L’ouvrage cite le livre de Maître Virginie Ajaùro-Recchia, avocate, intitulé « Protéger les mineurs de l’idéologie totalitaire. « Education sexuelle » et changement de moeurs », préfacé par Ariane Bilheran. Dans lequel elle démontre que ces séances sont illégales au regard du droit international : elles violent le principe de l’autorité parentale reconnu par la Convention internationale des droits de l’enfant, le droit fondamental à la vie privée et familiale, et l’article 2 du protocole additionnel de la Cour européenne des droits de l’homme, qui interdit aux États d’endoctriner les enfants ou d’exalter leur sexualité.
Ce dont les enfants ont vraiment besoin :
Régis Brunod et Ariane Bilheran ne se contentent pas de dénoncer. Ils proposent une vision positive et étayée de ce qui favorise réellement un développement harmonieux, et, in fine, une sexualité épanouie à l’âge adulte.
Ce dont l’enfant a besoin, c’est de sécurité affective. D’un attachement de qualité, forgé dès les premières heures de vie dans la chaleur du peau-à-peau, dans la capacité de l’adulte à interpréter ses besoins, à tolérer sa frustration sans l’écraser. Ce dont il a besoin, c’est d’imaginaire — de la pensée magique, du jeu, de la poésie, de la beauté. Ces n’est pas de la naïveté parentale que de préserver l’innocence d’un enfant, c’est une nécessité psychique. Le père qui, dans le film La vie est belle, protège son fils de l’horreur du camp en lui racontant une tout autre histoire, fait exactement ce que la psychologie du développement recommande : adapter le récit à la psyché de l’enfant.
Ce dont l’enfant a besoin, enfin, c’est de limites bienveillantes. Non par autoritarisme, mais parce que l’absence de cadre génère l’insécurité. Quand un enfant dit « je t’aime plus » parce qu’on lui a dit non, ce n’est pas la preuve qu’on a eu tort, c’est souvent la preuve qu’on a eu raison.
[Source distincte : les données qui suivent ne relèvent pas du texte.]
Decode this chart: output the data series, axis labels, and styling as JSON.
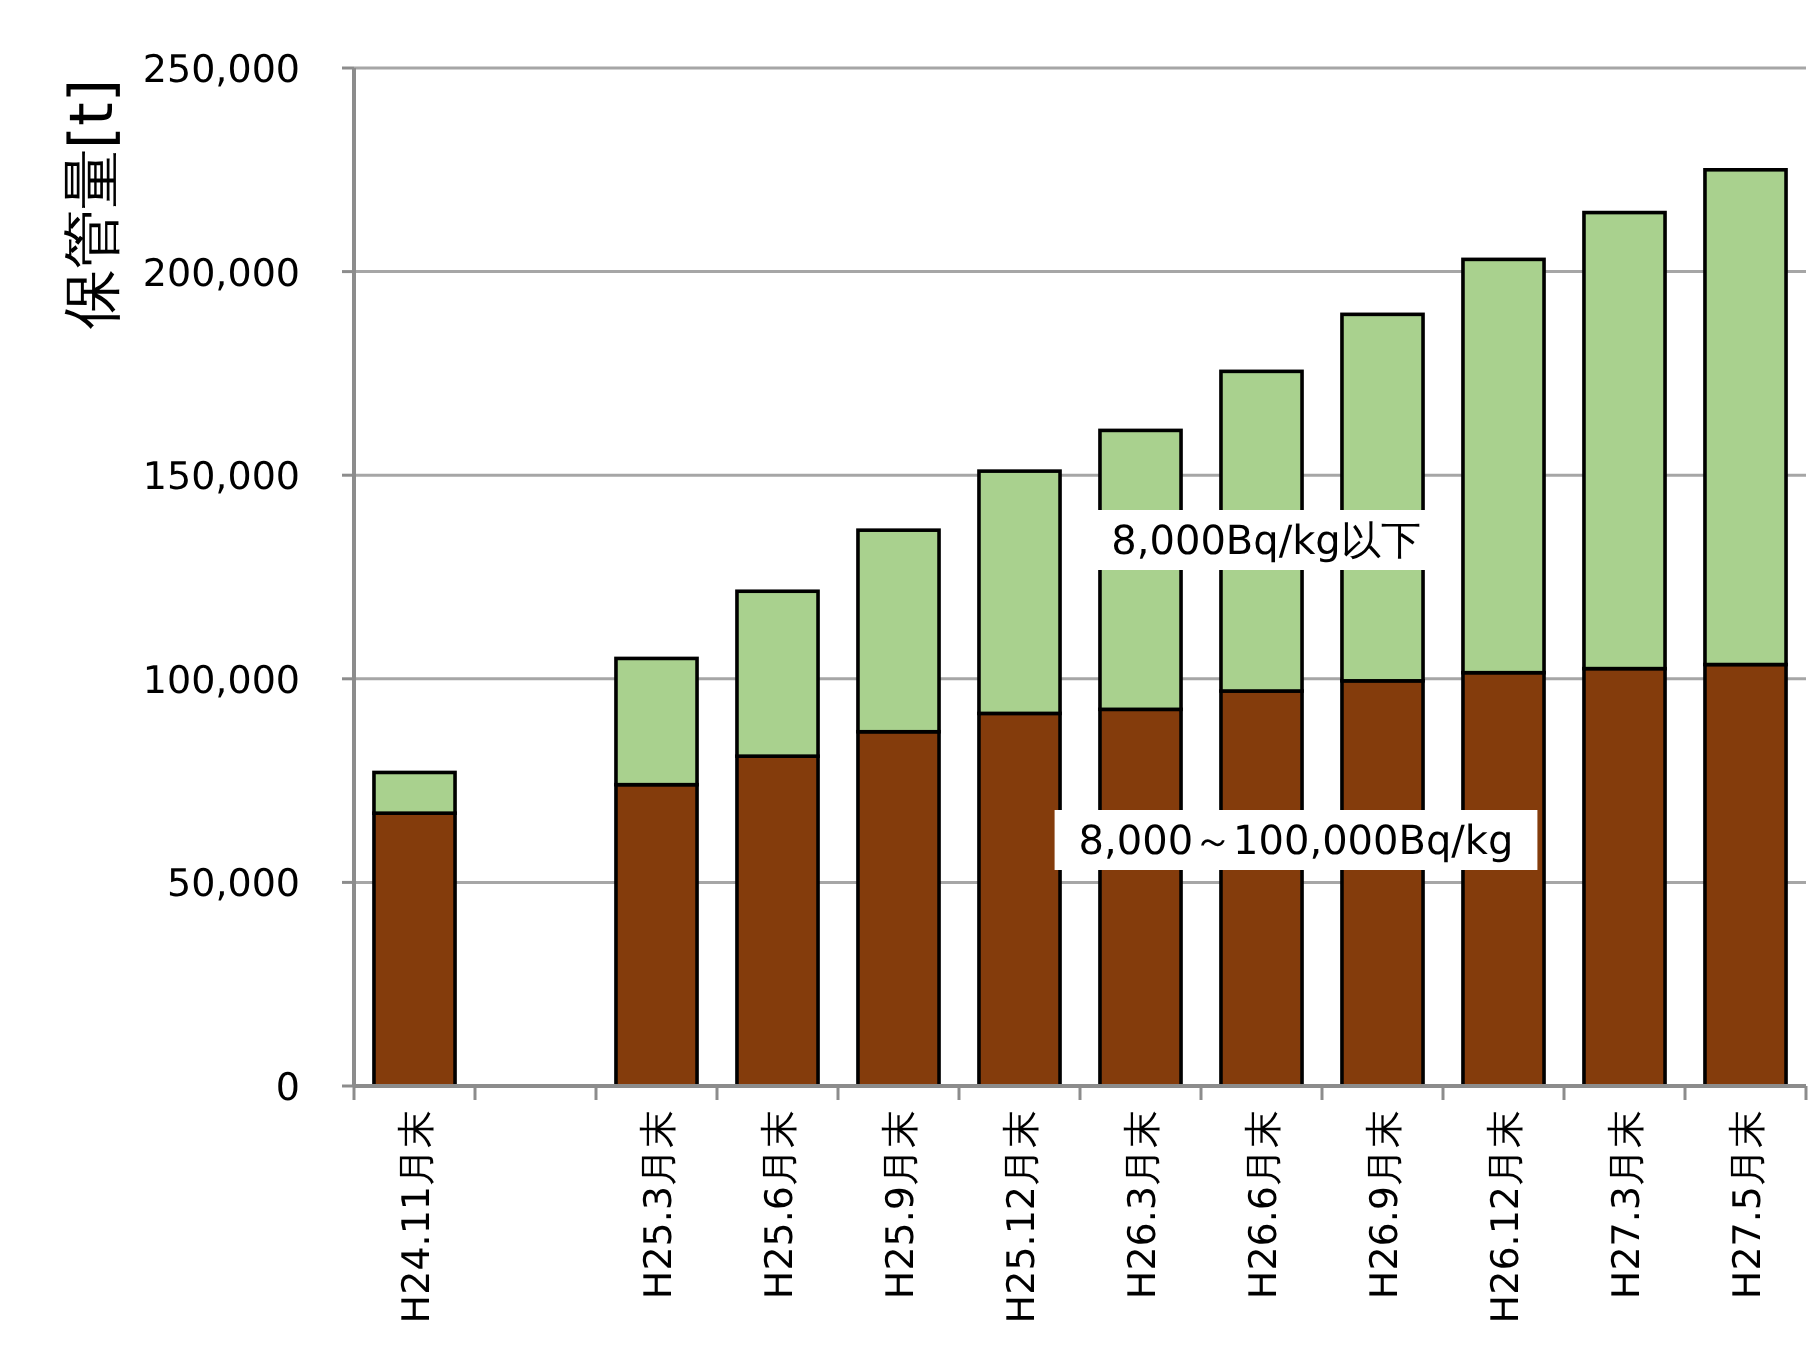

L’accélération artificielle du développement de l’enfant ne produit aucun bénéfice. Elle produit des enfants qui perdent confiance en l’adulte, et qui peuvent développer des états dépressifs. Forcer un enfant à marcher trop tôt le fait tomber plus souvent. Forcer un enfant à accéder à une représentation sexuelle de lui-même avant que son psychisme soit prêt, c’est provoquer une dissociation, un traumatisme, parfois irréversible.
« Le sexe n’est pas un jeu d’enfants » , un livre d’utilité publique !
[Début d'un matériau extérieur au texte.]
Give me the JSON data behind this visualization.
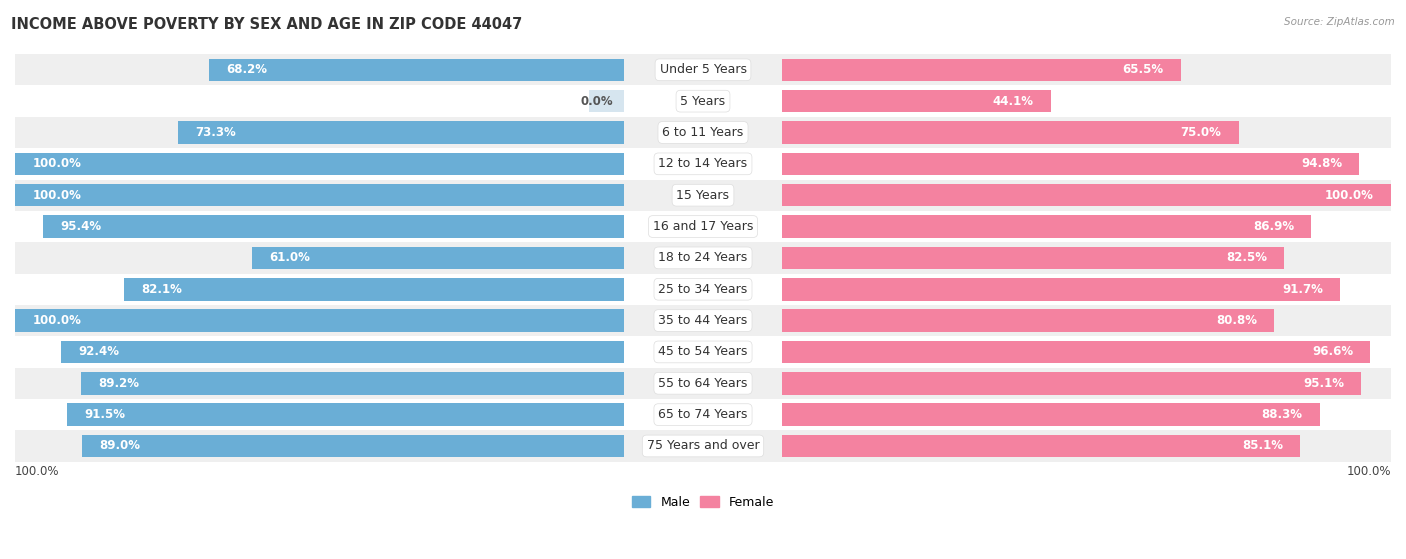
{
  "title": "INCOME ABOVE POVERTY BY SEX AND AGE IN ZIP CODE 44047",
  "source": "Source: ZipAtlas.com",
  "categories": [
    "Under 5 Years",
    "5 Years",
    "6 to 11 Years",
    "12 to 14 Years",
    "15 Years",
    "16 and 17 Years",
    "18 to 24 Years",
    "25 to 34 Years",
    "35 to 44 Years",
    "45 to 54 Years",
    "55 to 64 Years",
    "65 to 74 Years",
    "75 Years and over"
  ],
  "male_values": [
    68.2,
    0.0,
    73.3,
    100.0,
    100.0,
    95.4,
    61.0,
    82.1,
    100.0,
    92.4,
    89.2,
    91.5,
    89.0
  ],
  "female_values": [
    65.5,
    44.1,
    75.0,
    94.8,
    100.0,
    86.9,
    82.5,
    91.7,
    80.8,
    96.6,
    95.1,
    88.3,
    85.1
  ],
  "male_color": "#6aaed6",
  "female_color": "#f482a0",
  "male_color_light": "#aecde1",
  "female_color_light": "#f7b8ca",
  "bg_odd": "#efefef",
  "bg_even": "#ffffff",
  "label_bg": "#ffffff",
  "max_val": 100.0,
  "legend_male": "Male",
  "legend_female": "Female",
  "title_fontsize": 10.5,
  "cat_fontsize": 9.0,
  "value_fontsize": 8.5
}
Ce livre est inconfortable car il remet en cause des institutions réputées indiscutables : l’OMS, le planning familial international, et des programmes scolaires officiels. Il rapporte des cas d’enfants pris en charge par des psychologues à la suite de traumatismes causés par ces mêmes séances.
Des adultes, par idéologie ou par ignorance, leur imposent une représentation d’eux-mêmes qu’ils ne peuvent pas intégrer. Et la gravité du traumatisme psychique qui en résulte n’est pas réparable à coups de séances de soutien psychologique, quelle qu’en soit la qualité.